Over the course of two hours, almost a year goes by – neatly indicated by a page turned on a wall calendar in Ingrid’s kitchen-diner. The set (Soham Apte) and lighting (Veronique Benett) are miracles of space and detail in the Fitz basement: the kitchenette with checkerboard lino flooring, clashing splashback, an elderly stove with electric coil hotplates, built-in pastel wooden cupboards and Formica countertops. A dining suite occupies the centre of the room, whose 50s fibro walls and decor are well kept. Although one of the twin sash windows is recalcitrant. A feature glass wall – the one nod to modernisation – provides a view, but no access to, the narrow courtyard beyond. It’s initially a bleak vista of Colorbond fence behind an unkempt, raised flowerbed. Its gradual transformation over the year to lush greenery, through Howard’s persistent efforts, mirrors the wall calendar in passage of time.

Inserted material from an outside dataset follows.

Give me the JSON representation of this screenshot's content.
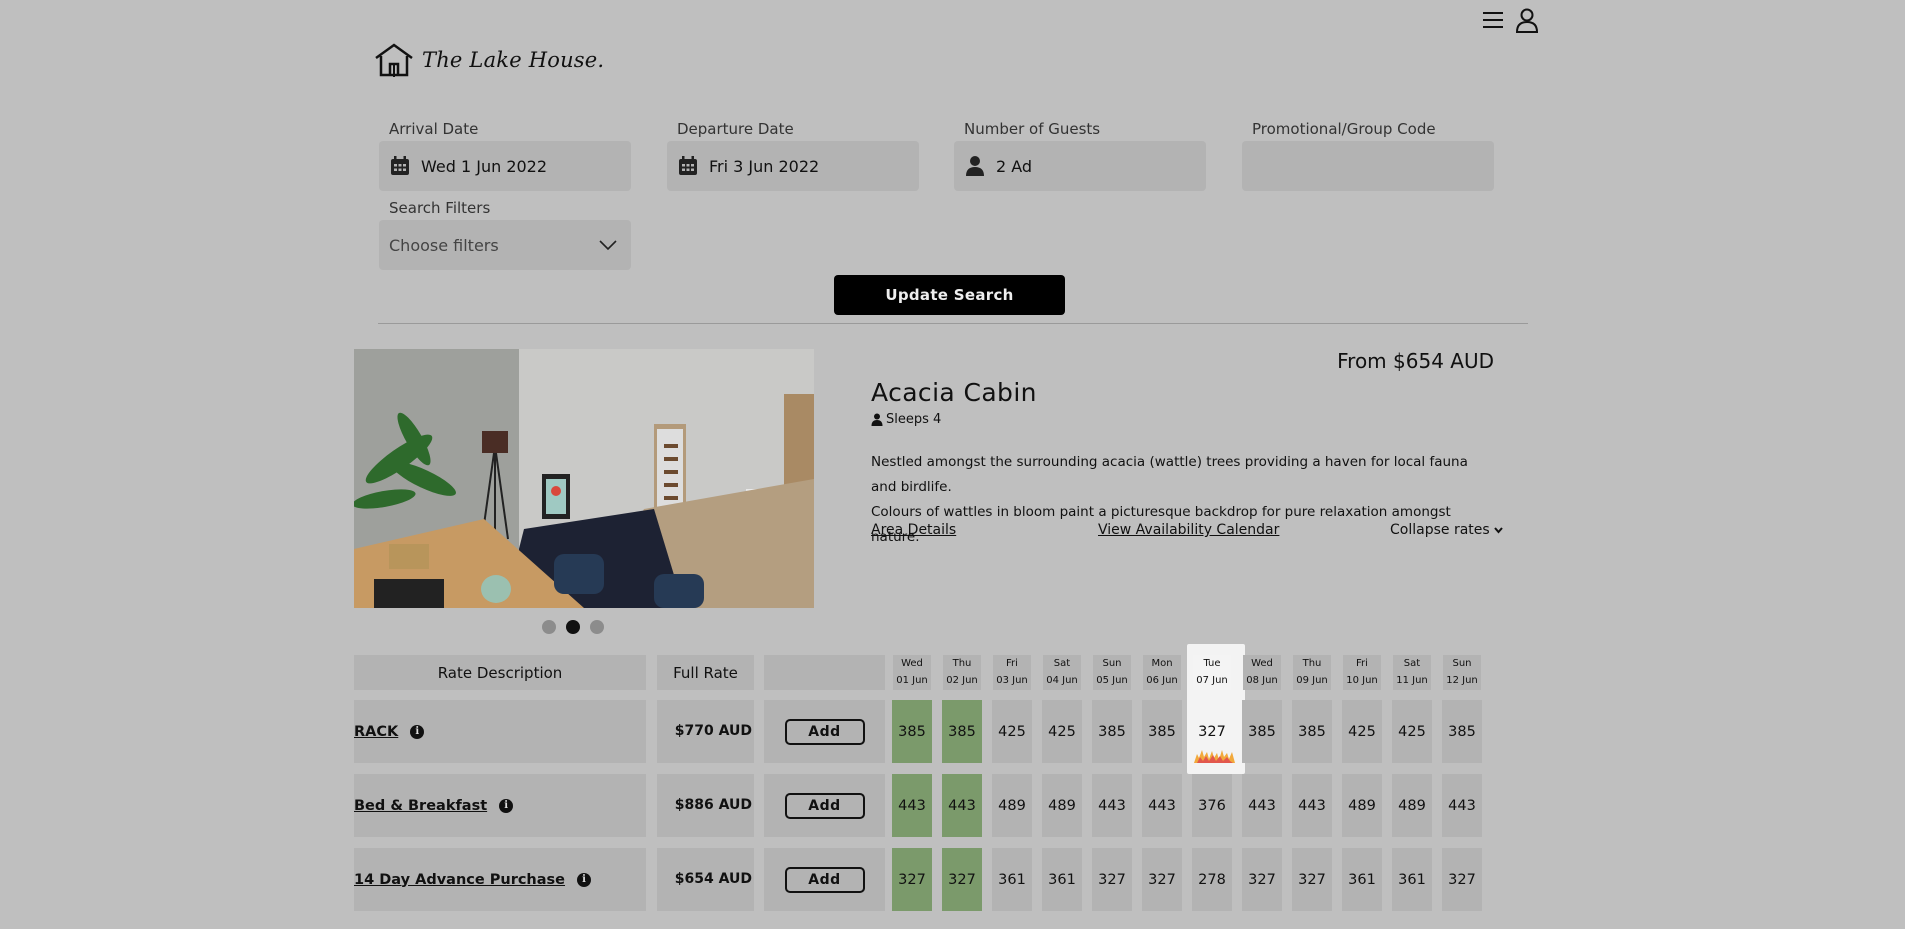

These months are also played out in the comings and goings – and staying – in Ingrid’s life, and her efforts to hold it all together in the face of various trials. Inevitably, Isaac’s simmering anger at his impairment is central and reflected in his mother’s own rage and resentment at what has happened to him. Unspoken guilt and anxiety also swirl around in eddies between mother and daughter, sister and brother. Then there’s the rock in the current that is Howard, and the surprising splashes of laughter mainly associated with irrepressible Estelle.

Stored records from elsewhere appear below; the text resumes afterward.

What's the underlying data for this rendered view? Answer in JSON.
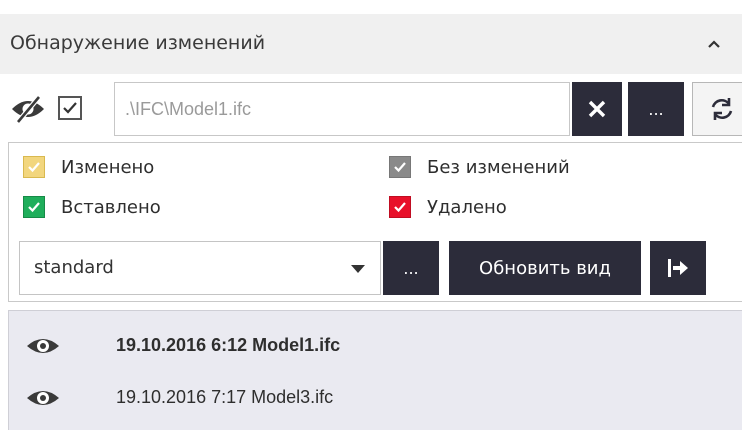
{
  "panel": {
    "title": "Обнаружение изменений",
    "collapse_icon": "chevron-up-icon"
  },
  "toolbar": {
    "visibility_icon": "eye-slash-icon",
    "visibility_checked": true,
    "path_value": ".\\IFC\\Model1.ifc",
    "clear_icon": "close-icon",
    "browse_label": "...",
    "refresh_icon": "refresh-icon"
  },
  "legend": {
    "items": [
      {
        "label": "Изменено",
        "color": "#f2d67e",
        "checked": true
      },
      {
        "label": "Без изменений",
        "color": "#8a8a8a",
        "checked": true
      },
      {
        "label": "Вставлено",
        "color": "#1fae5b",
        "checked": true
      },
      {
        "label": "Удалено",
        "color": "#e8102a",
        "checked": true
      }
    ]
  },
  "view": {
    "selected": "standard",
    "dots_label": "...",
    "update_label": "Обновить вид",
    "export_icon": "export-arrow-icon"
  },
  "history": [
    {
      "text": "19.10.2016 6:12 Model1.ifc",
      "bold": true,
      "icon": "eye-icon"
    },
    {
      "text": "19.10.2016 7:17 Model3.ifc",
      "bold": false,
      "icon": "eye-icon"
    }
  ],
  "colors": {
    "dark_button": "#2c2c3a",
    "header_bg": "#f0f0f0",
    "history_bg": "#eaeaf1"
  }
}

This production also has the everyday visual plausibility of Rita Naidu’s costumes. The subtle emotional punctuation from sound designer Sam Cheng, as well as the all-round fine performances, including Owen Hasluck’s repressed energy and ambition as the tragically damaged Isaac, and Sofia Nolan’s intuitive grace as she navigates her own emotional and physical hurts.

BORN ON A THURSDAY

It’s set in 1998, before the calamity of sporting brain injury had begun to be taken seriously and publicly. When the offer of a cuppa was still the solution to most problems and the height of emotional connection was a quietly tender dance for Howard and Ingrid, singing along to Crowded House’s “Reckless”.

Take Kearney’s remarkable writing, with the acknowledged dramaturgy from Mary Rachel Brown and the wondrous company, plus Lucy Clements’ sure, astute direction, and you have a remarkable night in the theatre. Born On A Thursday is a future Australian Classic.